Should I finish the five coats then wet sand and finish with one final coat? I have some 3M 2000 grit laying around, a buffing machine, and some Farecla G3 compound although I'm not sure if it's any good for oil finishes?

V
 
Finishing oil is not a great route to a gloss finish. You will need about 8 or 9 coats to get a gloss.

A better route would have been to use BLO to "pop" the grain, then use a gloss finish of some sort - a traditional or polyurethane varnish for example.
 
Well I'd settle for an even finish at the moment. I've got a lot of bleed back which has now hardened. What's the best method of removing it, or is it a case of sanding the whole table down?
 
You should be able to remove the bleed with a scraper quite easily. I wouldn't use sandpaper on it until you have removed all trace of lumps/ridges etc. with a scraper. Then sand it lightly with 180 grit. Brush/vacuum it clean and start oiling again.

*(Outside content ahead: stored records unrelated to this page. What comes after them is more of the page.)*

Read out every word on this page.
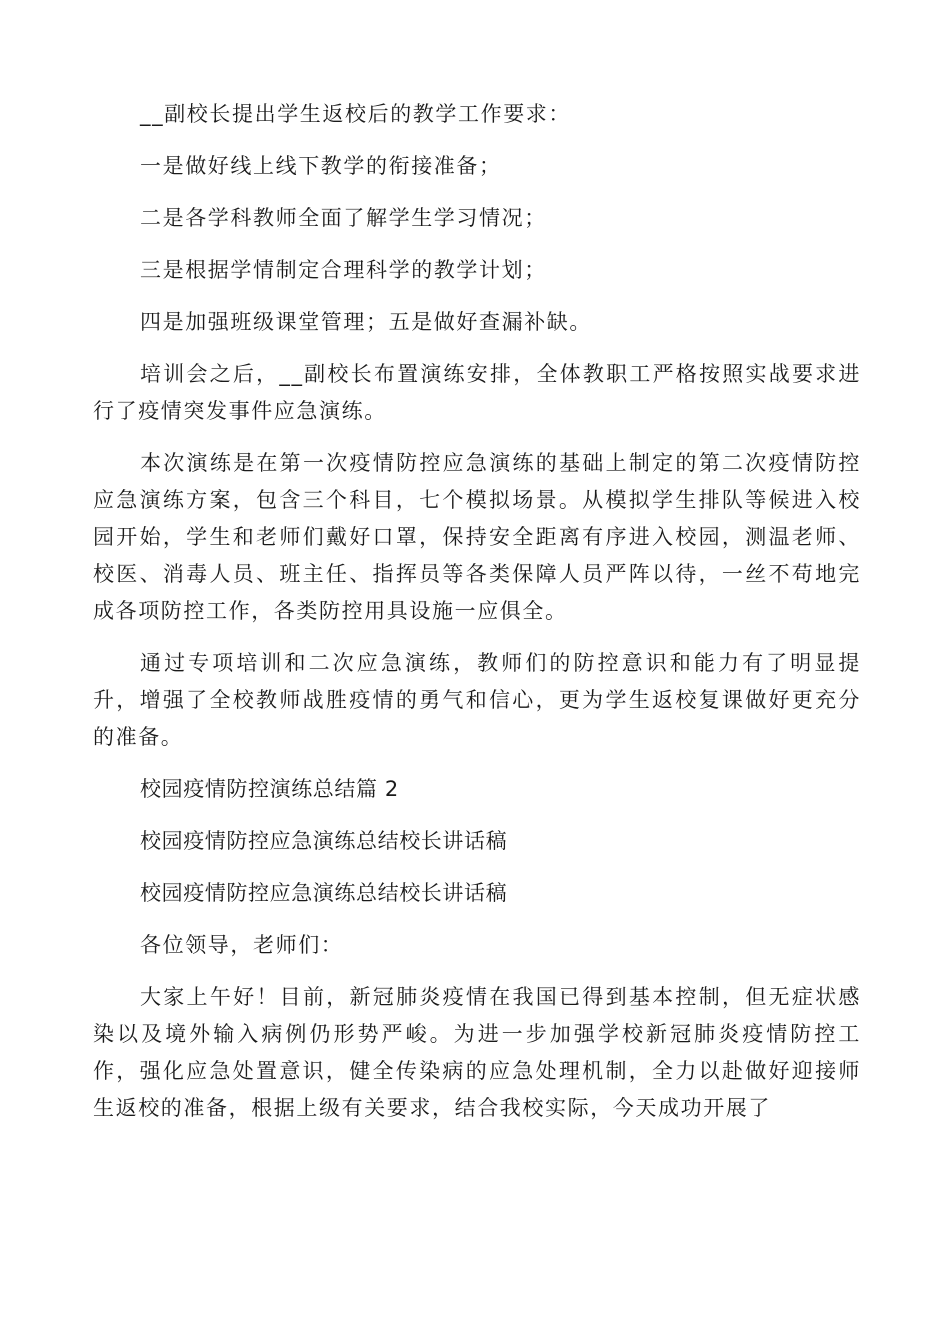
__副校长提出学生返校后的教学工作要求：

一是做好线上线下教学的衔接准备；

二是各学科教师全面了解学生学习情况；

三是根据学情制定合理科学的教学计划；

四是加强班级课堂管理；五是做好查漏补缺。

培训会之后，__副校长布置演练安排，全体教职工严格按照实战要求进行了疫情突发事件应急演练。

本次演练是在第一次疫情防控应急演练的基础上制定的第二次疫情防控应急演练方案，包含三个科目，七个模拟场景。从模拟学生排队等候进入校园开始，学生和老师们戴好口罩，保持安全距离有序进入校园，测温老师、校医、消毒人员、班主任、指挥员等各类保障人员严阵以待，一丝不苟地完成各项防控工作，各类防控用具设施一应俱全。

通过专项培训和二次应急演练，教师们的防控意识和能力有了明显提升，增强了全校教师战胜疫情的勇气和信心，更为学生返校复课做好更充分的准备。

校园疫情防控演练总结篇 2

校园疫情防控应急演练总结校长讲话稿

校园疫情防控应急演练总结校长讲话稿

各位领导，老师们：

大家上午好！目前，新冠肺炎疫情在我国已得到基本控制，但无症状感染以及境外输入病例仍形势严峻。为进一步加强学校新冠肺炎疫情防控工作，强化应急处置意识，健全传染病的应急处理机制，全力以赴做好迎接师生返校的准备，根据上级有关要求，结合我校实际，今天成功开展了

Plainly from the bleed you have already experienced, you will have to spend longer wiping away excess after applying it - this can go on for 20 minutes to half an hour That is a wipe off, then reinspect in a few minutes and repeat etc.

I suggest you apply the oil with a rag. A brush simply puts on too much, especially after the first coat when the wood accepts less and less.
 
Vikash, I'm not particularly familiar with Liberon's finishing products so I went and had a look at their website. They describe their Liberon Finishing Oil here, http://www.liberon.co.uk/gallery_files/ ... /11166.pdf

The important things to note are the 'oils' they declare are in their product and how to clean up afterwards. As is the case with most finish manufacturers they're purposely vague about the oils, but it's a 99% certainty that they're either using linseed oil and/or tung oil. They don't mention it but I wouldn't be surprised to discover there are some undefined 'resins' in the mix, ie, alkyd, polyurethane, etc. Clean up you'll note is with 'white spirit'.

Picking through the usual manufacturer's obfuscation what you've been slapping on to your table is likely a version of an oil based varnish. And if there are actually no 'resins' in this mix then the ingredients of tung oil or linseed oil and white spirits are what go into any regular oil based varnish.

One very workable solution to get your glossy end result is to rub down lightly what you've already got with a bit of something like 320 or 400 grit abrasive paper and apply a couple of coats of an oil based gloss interior polyurethane varnish. The finish will almost certainly be a lot tougher than the Liberon Finishing Oil alone.

If you decide to go on this route it's always a good idea to replicate your existing finish on a piece of scrap, and follow up with a couple of coats of your chosen varnish. This will give you the chance to make sure there aren't any compatibility problems. Slainte.